Fine Slop for the Discerning Tastemaker


Faction Sketch: House Silvia

House Silvia, who almost wasn’t, is the most controversial Old Family house in the Midland zone. 

Before the Good Revolution, the House was most known for operating the largest and oldest charitable organization in the nation. The Order of Benevolent Strangers, a charter system of craft and research lodges, with a women’s auxiliary known as the Rebecca Lodge. The Strangers aimed to “elevate every person to a nobler plane,” to aid those in need, particularly regarding end-of-life care, ease the burdens of the poor, “relieve the darkness of despair,” and be a great moral power for the good humanity. In short, their historic motto, “Wash the sick, unburden the distressed, bury the dead, teach the orphan.”

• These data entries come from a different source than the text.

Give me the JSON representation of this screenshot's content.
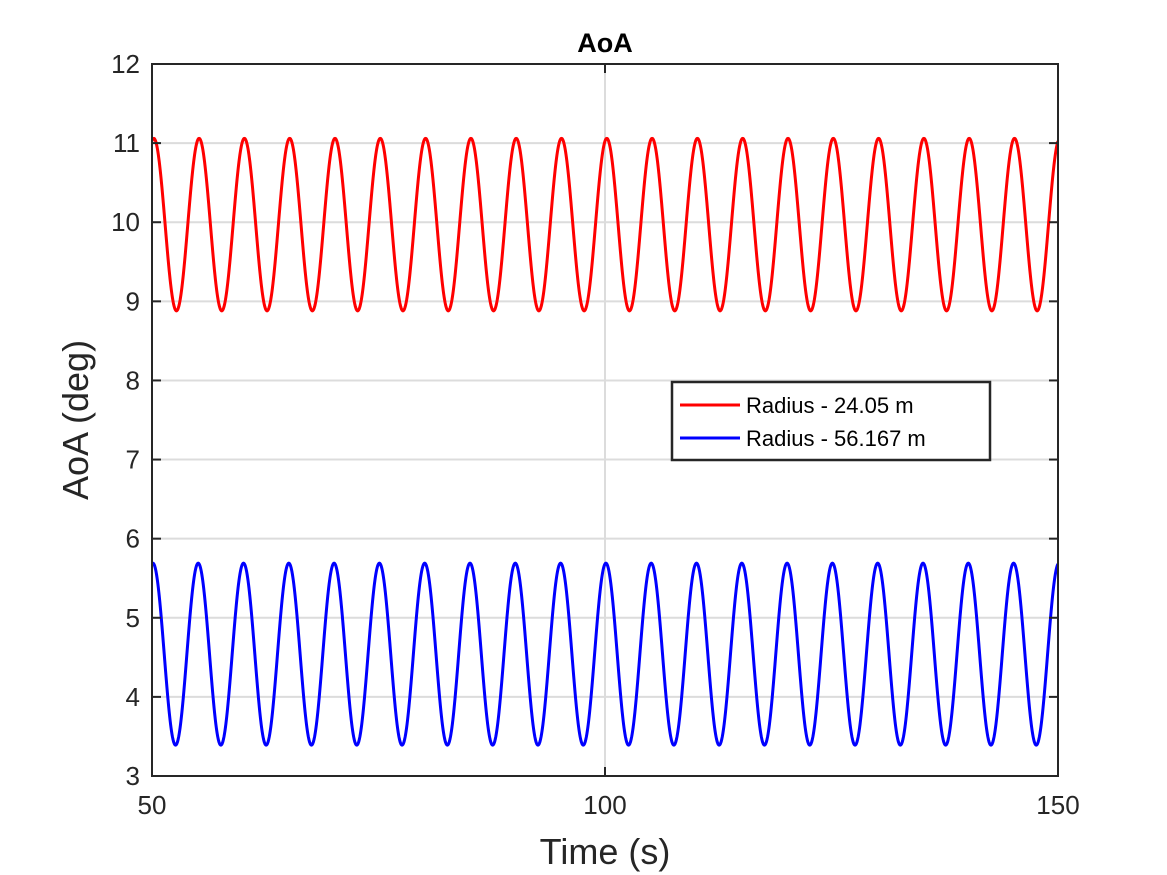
{
  "chart_data": {
    "type": "line",
    "title": "AoA",
    "xlabel": "Time (s)",
    "ylabel": "AoA (deg)",
    "xlim": [
      50,
      150
    ],
    "ylim": [
      3,
      12
    ],
    "xticks": [
      50,
      100,
      150
    ],
    "yticks": [
      3,
      4,
      5,
      6,
      7,
      8,
      9,
      10,
      11,
      12
    ],
    "grid": true,
    "legend_position": "right-center",
    "series": [
      {
        "name": "Radius - 24.05 m",
        "color": "#ff0000",
        "mean": 9.97,
        "amplitude": 1.09,
        "period_s": 5.0,
        "phase_peak_time_s": 50.2,
        "x_start": 50,
        "x_end": 150
      },
      {
        "name": "Radius - 56.167 m",
        "color": "#0000ff",
        "mean": 4.54,
        "amplitude": 1.15,
        "period_s": 5.0,
        "phase_peak_time_s": 50.1,
        "x_start": 50,
        "x_end": 150
      }
    ]
  }
}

A Meeting at the Strangers Lodge

Historically, Palmetto society has been extremely class-conscious. Few helped their neighbors or even knew them. There were almost no institutions to feed the poor. The Strangers originated in the Midlands, with a group of prominent peers. They pooled their money and resources together to help people in need after a storm season had wreaked havoc on villages throughout the region. They were led by two brothers of House Silvia. The name “Strangers” in the group’s title denotes the member’s desire that their contributions remain anonymous and uncredited. The Strangers lodges spread by charter grants as other peers and merchants became interested in the organization.

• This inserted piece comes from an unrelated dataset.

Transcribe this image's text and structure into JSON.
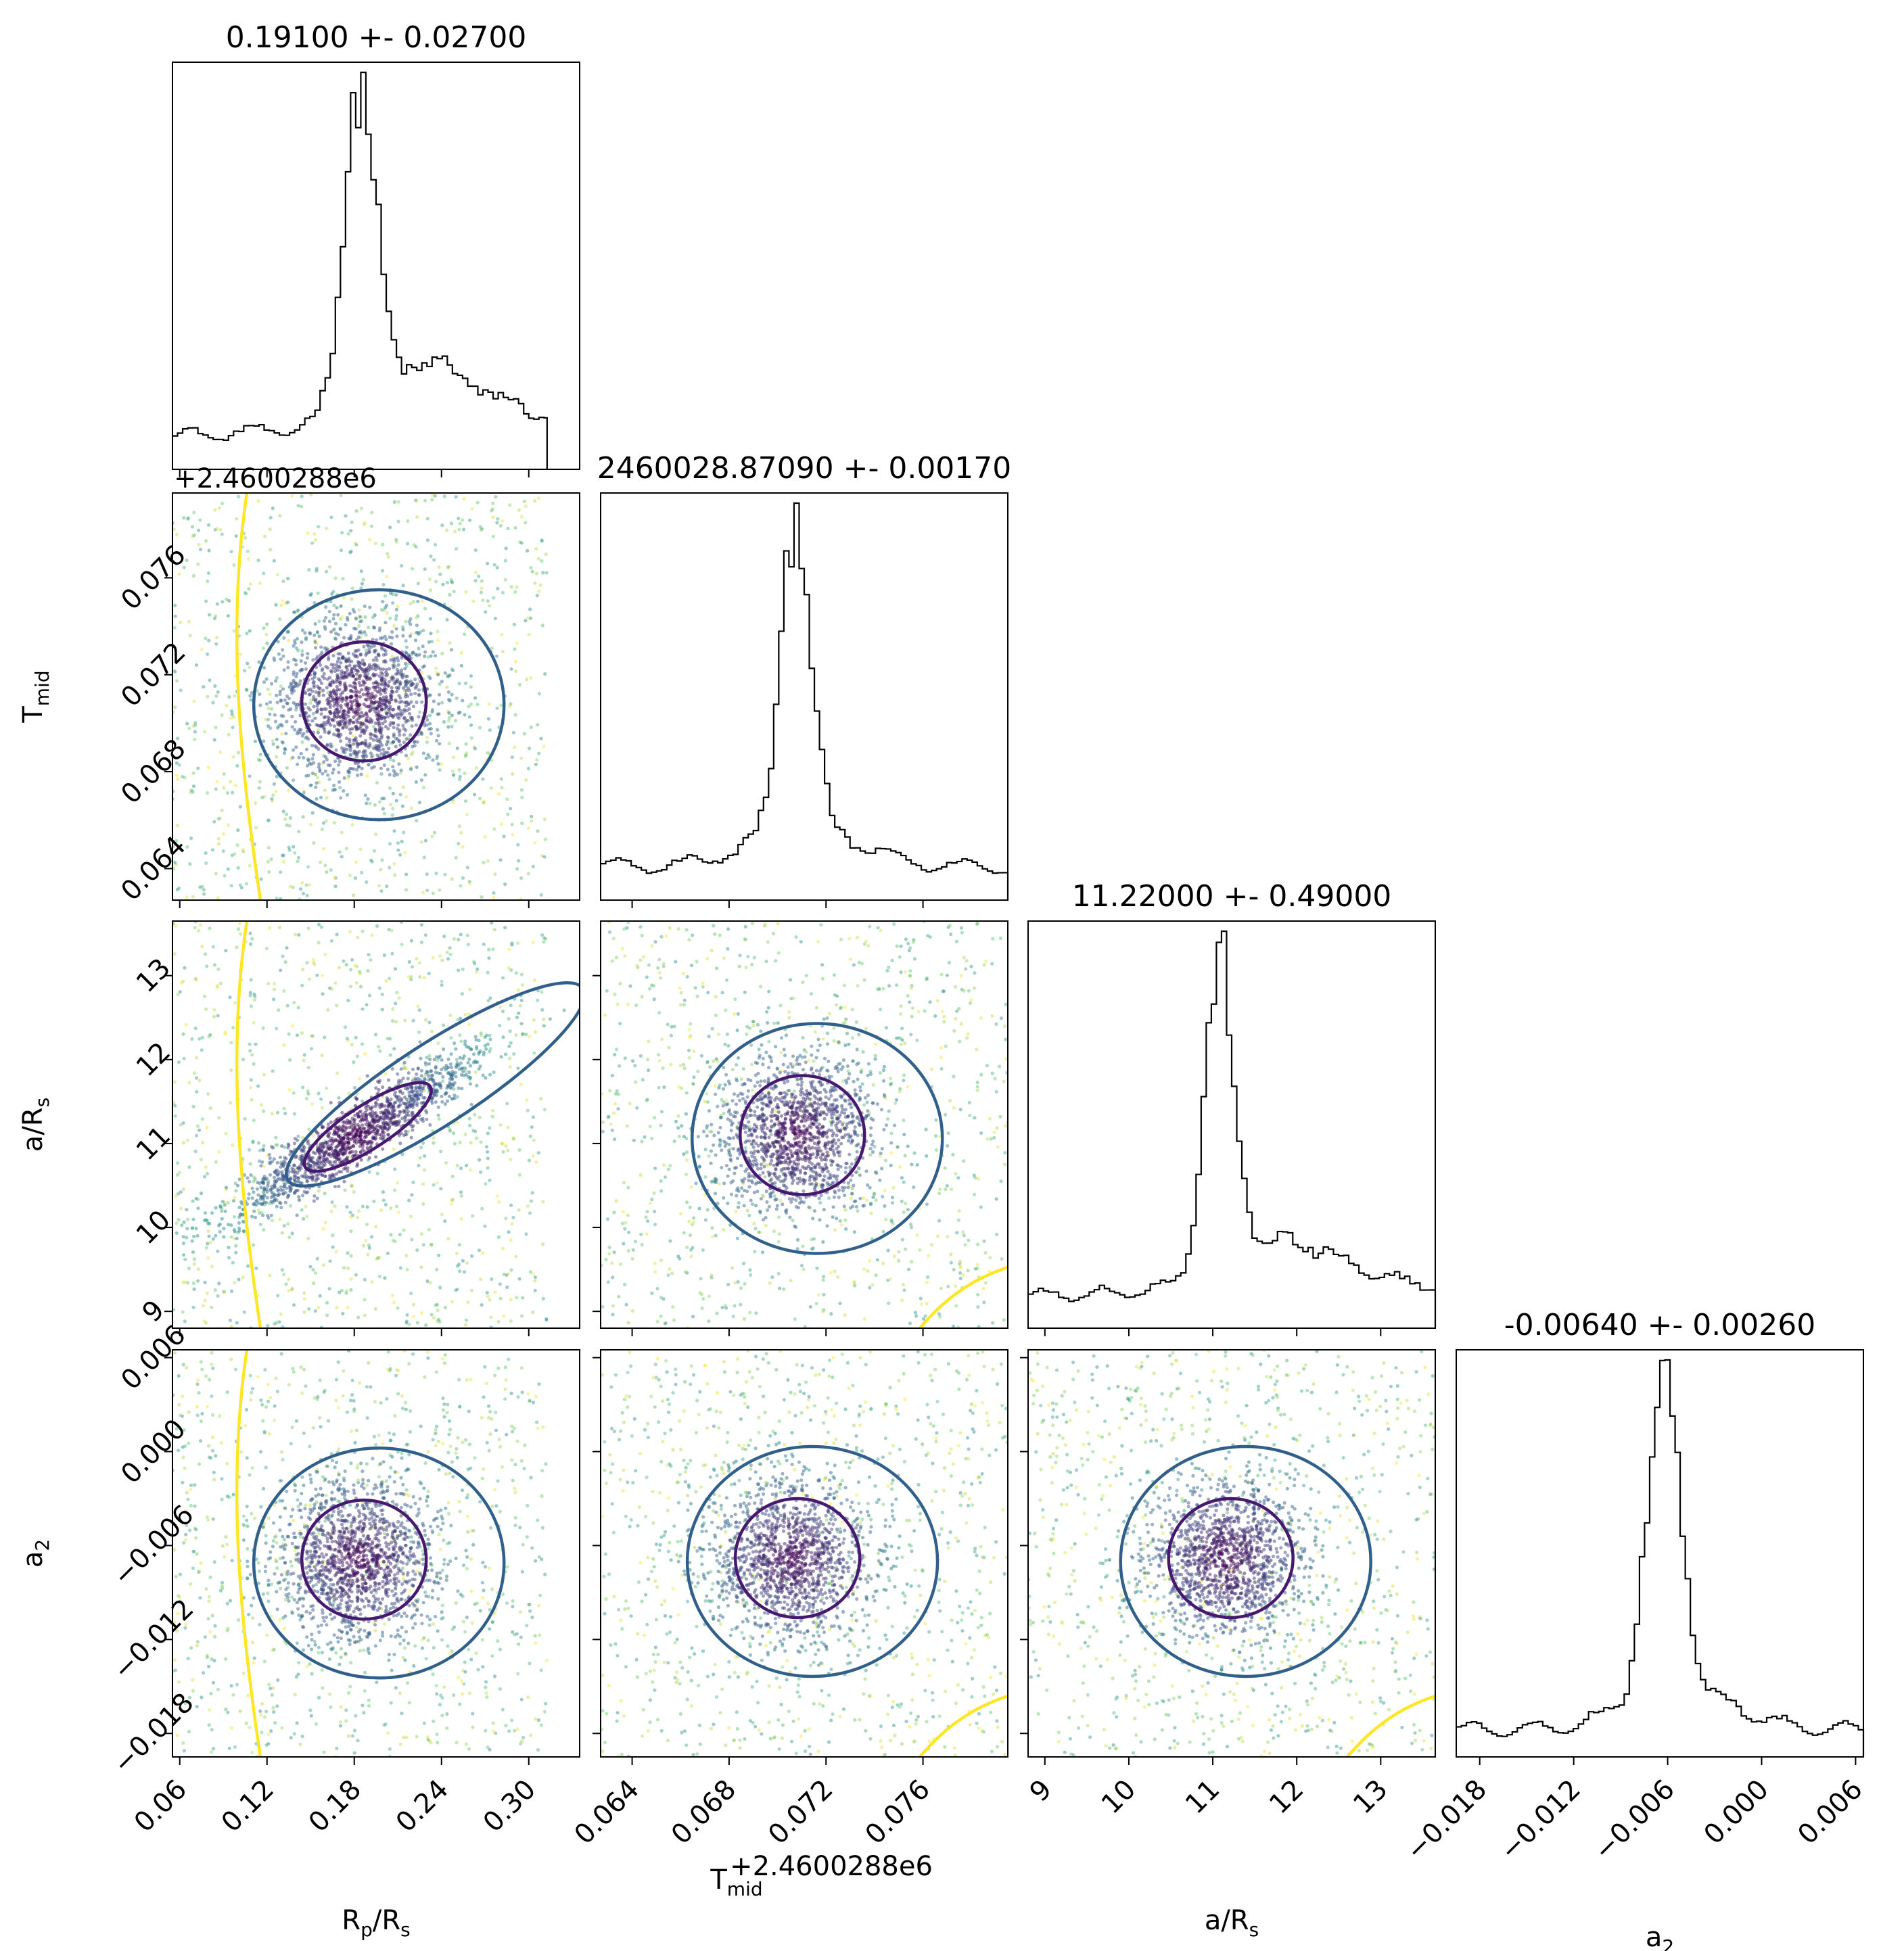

Modern historians now call this time the Grey Period.

The brothers of House Silvia, as founders, were the most publicly known of the organization’s members. House Silvia famously guided the initiative for the Order to focus on the establishment of respectable graveyards for the poor and the unclaimed. The family earned much goodwill among the commons for these initiatives.

Construction site of one of the burial fields.

In the tense seasons that lead up to the Good Revolution, rumors began to spread about the strange and disturbing ceremonies performed in the windowless chambers of the Strangers’ lodges. An estranged member of the Rebeccas had been slated to interview with a popular tabloid but was found dead in a barren field just before it was to take place. The cause of her death was never discovered, and the rumors were all the more amplified.

Rumors of unnatural rituals.

The rumors pressurized a demand for members of House Silvia, being the only visible members of the Order, to be questioned about these public concerns. The fledgling Directory, at that time little more than a judicial force, arrested them and felt the pushback of their supporters. House Silvia underwent a lengthy, and fruitless investigation, that dragged out their time of incarceration. Every day opposing shouts rang a clamor for their heads or their freedom. The Silvas wouldn’t be restored until the intrigue of the supposed scandal died off.

The Silvia Riots

While some evidence of strange rituals were found in a few lodges, drawers of human bones; empty rooms but for their mile-high violent murals; unusual symbology in the floor tiles, none of this could be connected to House Silvia.